John Sorkness ’11, an air quality specialist with AECOM, a Fortune 500 engineering and technical service company, serves as chair of the board’s Student Development and Mentoring Committee. He credits the wide variety of science-focused courses and mentoring he received as a student as keys to his career success.

“When I was trying to find a job during the recession in 2012, my technical experience, strong transcript and industry knowledge helped me get several job offers,” Sorkness said.

“The program was rigorous then and is even stronger today — I’ve never heard of BESC students struggling to find a job after graduation,” he said. “Also, it’s rewarding to see so many BESC students in the workforce, knowing that we are impacting the environmental industry.”

Industry benefits from graduates with science-based background and technical experience

Cristi Gomez ’00 ’02, also a graduate of the BESC program, is now senior director of regulatory safety and research and development compliance at Mary Kay Inc. She is responsible for product regulatory compliance as well as product safety and toxicology, including both human health and environmental toxicology.

Like other former students in the industry, Gomez has continued to help the BESC program and its students by speaking at meetings of the Texas A&M student chapter of the National Association of Environmental Professionals, NAEP. The chapter is housed in the PLPM department. NAEP, a professional organization of public and private sector environmental professionals, helps students learn from leaders in the environmental field, gain a better understanding of career opportunities and make industry contacts before they graduate.

“I’ve hired BESC graduates in environmental, health and safety roles where they were responsible for our manufacturing site programs,” Gomez said. “I knew I was hiring someone with a broad applied science background with exposure to different things in their major beyond just a chemistry or a lab-based degree. And, I’ve also had BESC students as interns.”

One of those interns, Lauren Waters ’20, completed her BESC degree and became a food and product safety scientist for Mary Kay Inc. In addition, her responsibilities include ingredient review, product safety, sustainability and data management. She also manages nutritional data and cosmetic regulation for markets in Canada, China, Malaysia and Mexico.

Because she spent two summers as an intern at Mary Kay Inc. and had a broad science background, Waters was hired for a position typically for someone with a couple of years of experience, Gomez said.

In the BESC program, Waters took a wide range of classes that covered different but related topics such as environmental regulation, water sampling, biofuels and soil science.

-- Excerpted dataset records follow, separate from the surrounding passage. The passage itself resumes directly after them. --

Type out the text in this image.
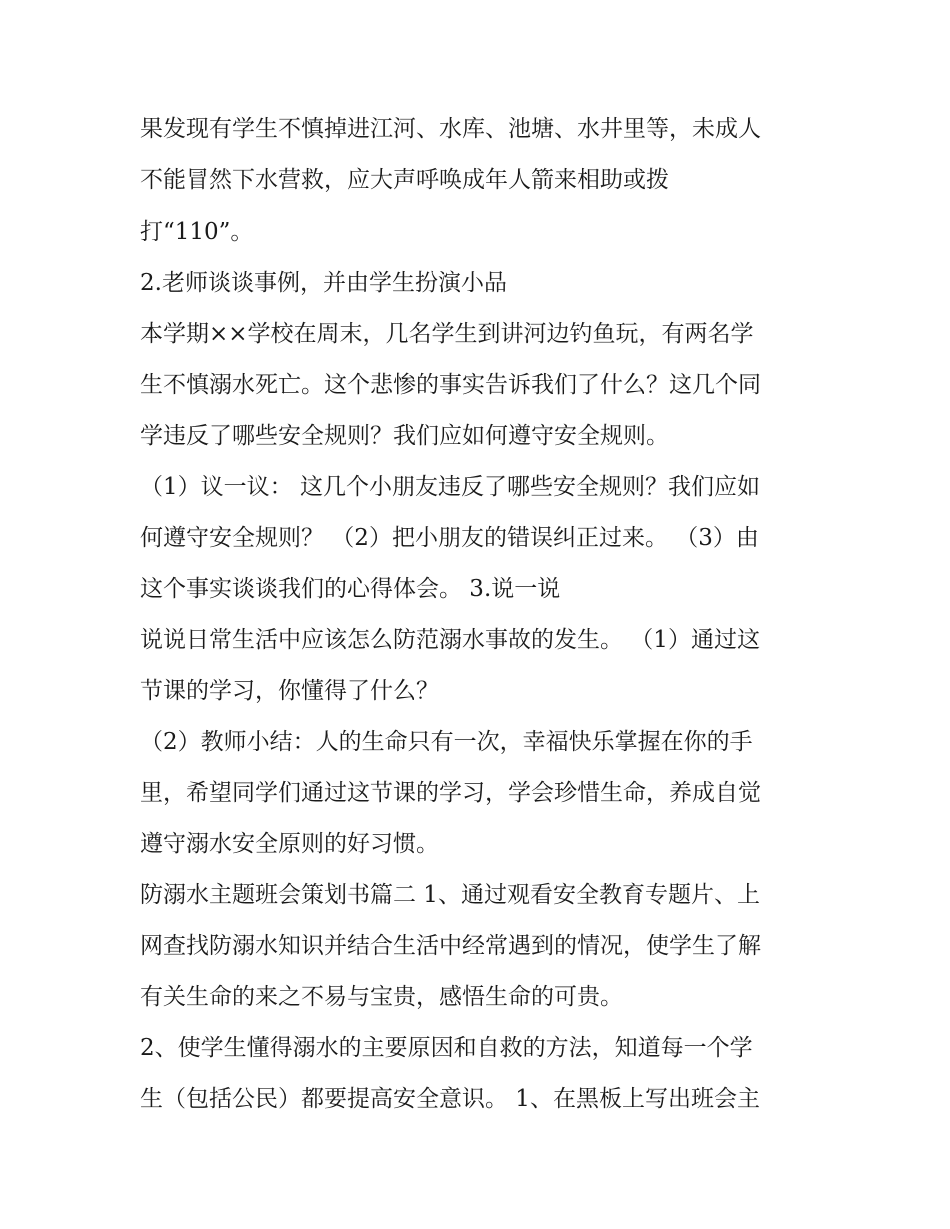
果发现有学生不慎掉进江河、水库、池塘、水井里等，未成人
不能冒然下水营救，应大声呼唤成年人箭来相助或拨
打“110”。
2.老师谈谈事例，并由学生扮演小品
本学期××学校在周末，几名学生到讲河边钓鱼玩，有两名学
生不慎溺水死亡。这个悲惨的事实告诉我们了什么？这几个同
学违反了哪些安全规则？我们应如何遵守安全规则。
（1）议一议： 这几个小朋友违反了哪些安全规则？我们应如
何遵守安全规则？ （2）把小朋友的错误纠正过来。 （3）由
这个事实谈谈我们的心得体会。 3.说一说
说说日常生活中应该怎么防范溺水事故的发生。 （1）通过这
节课的学习，你懂得了什么？
（2）教师小结：人的生命只有一次，幸福快乐掌握在你的手
里，希望同学们通过这节课的学习，学会珍惜生命，养成自觉
遵守溺水安全原则的好习惯。
防溺水主题班会策划书篇二 1、通过观看安全教育专题片、上
网查找防溺水知识并结合生活中经常遇到的情况，使学生了解
有关生命的来之不易与宝贵，感悟生命的可贵。
2、使学生懂得溺水的主要原因和自救的方法，知道每一个学
生（包括公民）都要提高安全意识。 1、在黑板上写出班会主
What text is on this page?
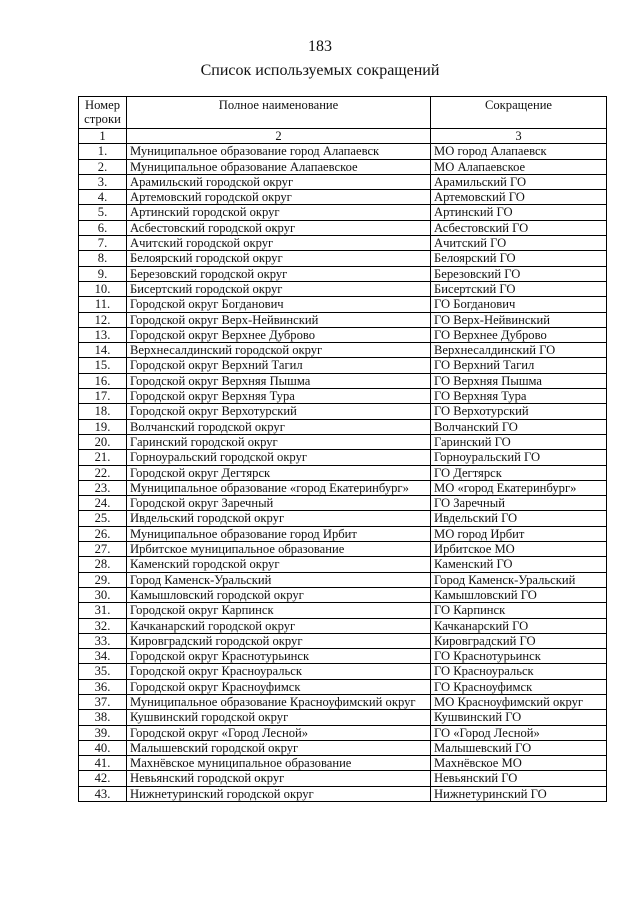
183
Список используемых сокращений
Номер строки	Полное наименование	Сокращение
1	2	3
1.	Муниципальное образование город Алапаевск	МО город Алапаевск
2.	Муниципальное образование Алапаевское	МО Алапаевское
3.	Арамильский городской округ	Арамильский ГО
4.	Артемовский городской округ	Артемовский ГО
5.	Артинский городской округ	Артинский ГО
6.	Асбестовский городской округ	Асбестовский ГО
7.	Ачитский городской округ	Ачитский ГО
8.	Белоярский городской округ	Белоярский ГО
9.	Березовский городской округ	Березовский ГО
10.	Бисертский городской округ	Бисертский ГО
11.	Городской округ Богданович	ГО Богданович
12.	Городской округ Верх-Нейвинский	ГО Верх-Нейвинский
13.	Городской округ Верхнее Дуброво	ГО Верхнее Дуброво
14.	Верхнесалдинский городской округ	Верхнесалдинский ГО
15.	Городской округ Верхний Тагил	ГО Верхний Тагил
16.	Городской округ Верхняя Пышма	ГО Верхняя Пышма
17.	Городской округ Верхняя Тура	ГО Верхняя Тура
18.	Городской округ Верхотурский	ГО Верхотурский
19.	Волчанский городской округ	Волчанский ГО
20.	Гаринский городской округ	Гаринский ГО
21.	Горноуральский городской округ	Горноуральский ГО
22.	Городской округ Дегтярск	ГО Дегтярск
23.	Муниципальное образование «город Екатеринбург»	МО «город Екатеринбург»
24.	Городской округ Заречный	ГО Заречный
25.	Ивдельский городской округ	Ивдельский ГО
26.	Муниципальное образование город Ирбит	МО город Ирбит
27.	Ирбитское муниципальное образование	Ирбитское МО
28.	Каменский городской округ	Каменский ГО
29.	Город Каменск-Уральский	Город Каменск-Уральский
30.	Камышловский городской округ	Камышловский ГО
31.	Городской округ Карпинск	ГО Карпинск
32.	Качканарский городской округ	Качканарский ГО
33.	Кировградский городской округ	Кировградский ГО
34.	Городской округ Краснотурьинск	ГО Краснотурьинск
35.	Городской округ Красноуральск	ГО Красноуральск
36.	Городской округ Красноуфимск	ГО Красноуфимск
37.	Муниципальное образование Красноуфимский округ	МО Красноуфимский округ
38.	Кушвинский городской округ	Кушвинский ГО
39.	Городской округ «Город Лесной»	ГО «Город Лесной»
40.	Малышевский городской округ	Малышевский ГО
41.	Махнёвское муниципальное образование	Махнёвское МО
42.	Невьянский городской округ	Невьянский ГО
43.	Нижнетуринский городской округ	Нижнетуринский ГО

The project-based classes improved her leadership ability, she said, and prepared her to work on collaborative teams with people from different backgrounds. As she gained more expertise in environmental science, her science-based background allowed Waters to explore and prepare for several career options that interested her.  

“The versatility of the degree plan adapts to so many fields,” Waters said. “I went to college thinking I was going to medical school. BESC covers the prerequisites for medical school acceptance and allows flexibility for some GPA-boosting classes. A year later, I wanted to go to law school, and it allows the prerequisites for that as well. That adaptability prepared me for what I do now.”

Versatile bioenvironmental sciences curriculum targets wide range of career opportunities

Sorkness said the curriculum helps students “hit the ground running.” Students gain science-based knowledge and hands-on technical experience in courses that translate into their careers.

“The environmental field is a lot like the medical field,” Sorkness said. “It’s very broad with a lot of specialties you can go into. If you know what specialty you want to pursue, choosing the courses that relate to that specialty is the best way to prepare for it.”